In circumstances where there is an allegation about something and the person concerned is not in a position to respond, for one proper reason or another, I would have thought it was proper for the committee to conclude that that person was not in a position to say anything about that matter.

That is the whole point, is it not? Instead of attacking the government on the question of public interest immunity, which is something the honourable senator has not understood—it is a bit easier to say, `We do not really understand what the government's position is'—he tries to attack defenceless public servants. He attempts to threaten them with gaol. He intimidates them by suggesting that he is going to cast adverse aspersions upon their character. That is totally inappropriate.

  I find it very interesting that Senator Alston feels it necessary to attack Senator Loosley's character. That is all well and good. He suggests that somehow or other witnesses have been briefed—because it adds to the whole flavour that somehow or other this is a judicial inquiry. This is not a judicial inquiry. This is not an inquiry that has the trappings, the support or the imprimatur of law. This is an inquisition. This is a political tribunal aimed at attacking individuals. It is not a court of law.

  To suggest that somehow or other witnesses appeared before this committee as if they were before a court of law and that senators on this committee were judges is totally outrageous. It suggests powers and responsibilities that senators do not have, powers that they may well like to have but which they do not have. This is a political inquiry, and it was a political inquiry from beginning to end. What is being proposed is to extend the circus for another few months.

  Of course, the committee will fall flat on its face. The whole committee has been demonstrated again and again to be ludicrous. It was based on a false presumption that there was an alleged deal done. No evidence was produced; no evidence adduced. The substantive questions of foreign investment should have been referred to the appropriate standing committee of this Senate, which, of course, does function, as Senator Kemp knows, without the sort of nonsense that goes on in this committee.

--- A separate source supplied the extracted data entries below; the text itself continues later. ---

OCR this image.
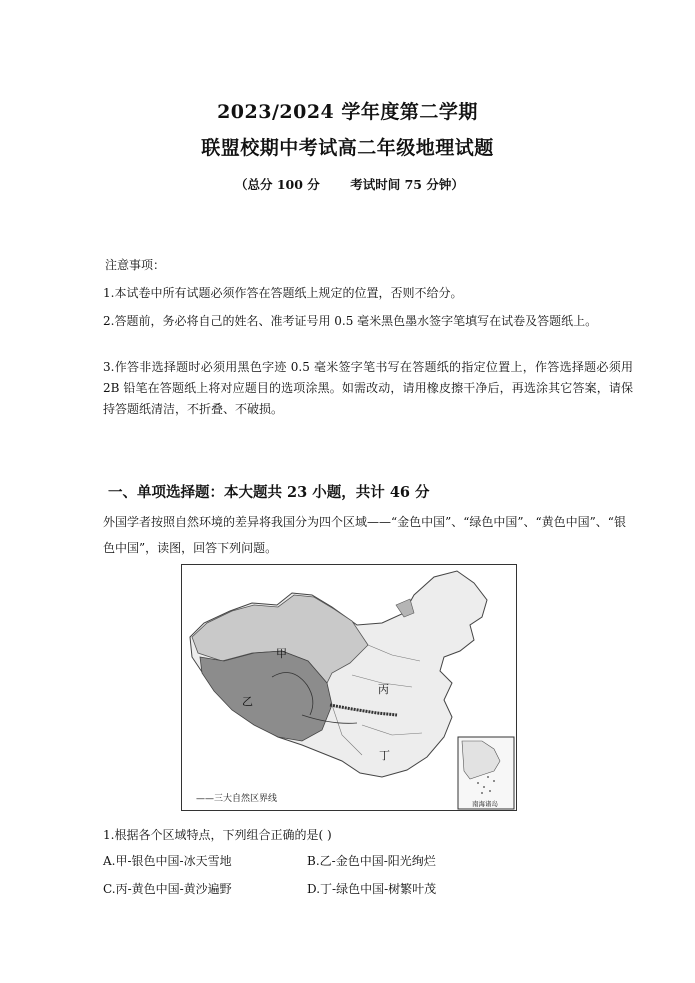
2023/2024 学年度第二学期
联盟校期中考试高二年级地理试题
（总分 100 分       考试时间 75 分钟）
注意事项：
1.本试卷中所有试题必须作答在答题纸上规定的位置，否则不给分。
2.答题前，务必将自己的姓名、准考证号用 0.5 毫米黑色墨水签字笔填写在试卷及答题纸上。
3.作答非选择题时必须用黑色字迹 0.5 毫米签字笔书写在答题纸的指定位置上，作答选择题必须用 2B 铅笔在答题纸上将对应题目的选项涂黑。如需改动，请用橡皮擦干净后，再选涂其它答案，请保持答题纸清洁，不折叠、不破损。
一、单项选择题：本大题共 23 小题，共计 46 分
外国学者按照自然环境的差异将我国分为四个区域——“金色中国”、“绿色中国”、“黄色中国”、“银色中国”，读图，回答下列问题。
甲
乙
丙
丁
南海诸岛
——三大自然区界线
1.根据各个区域特点，下列组合正确的是( )
A.甲-银色中国-冰天雪地	B.乙-金色中国-阳光绚烂
C.丙-黄色中国-黄沙遍野	D.丁-绿色中国-树繁叶茂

  The one big exception is that this committee does not have the glare of publicity about it. When senators have as little to offer as those opposite, they desperately need the publicity. That is what this is all about. It is an attempt to get publicity at a time when those opposite have very little to present to the people of this country. They have no real policy on these issues. We have not seen their policy yet. They have had plenty of time to come up with it, but we have not seen it. What we have seen is that they are considering a change in their policy. Their position to date has been the abolition of the FIRB and they are now saying that they are prepared to consider that. I suppose that is something in itself. I look forward to reading carefully what those opposite have to say on the question of foreign investment.

  On the question of the arrangements with Fairfax, I draw to the attention of those opposite once again to the fact that Fairfax has become a much more conservative body under the present media ownership. The proposition that a deal was done is not supported by any evidence. It is a political witch-hunt which will, in the end, produce nothing.

  This motion, in so far as the first three parts go and reference to the privileges committee, is fine. At the end of the day those opposite are not going to produce very much out of that. The last proposition is wrong in principle and, ultimately, it will prove to be their own downfall.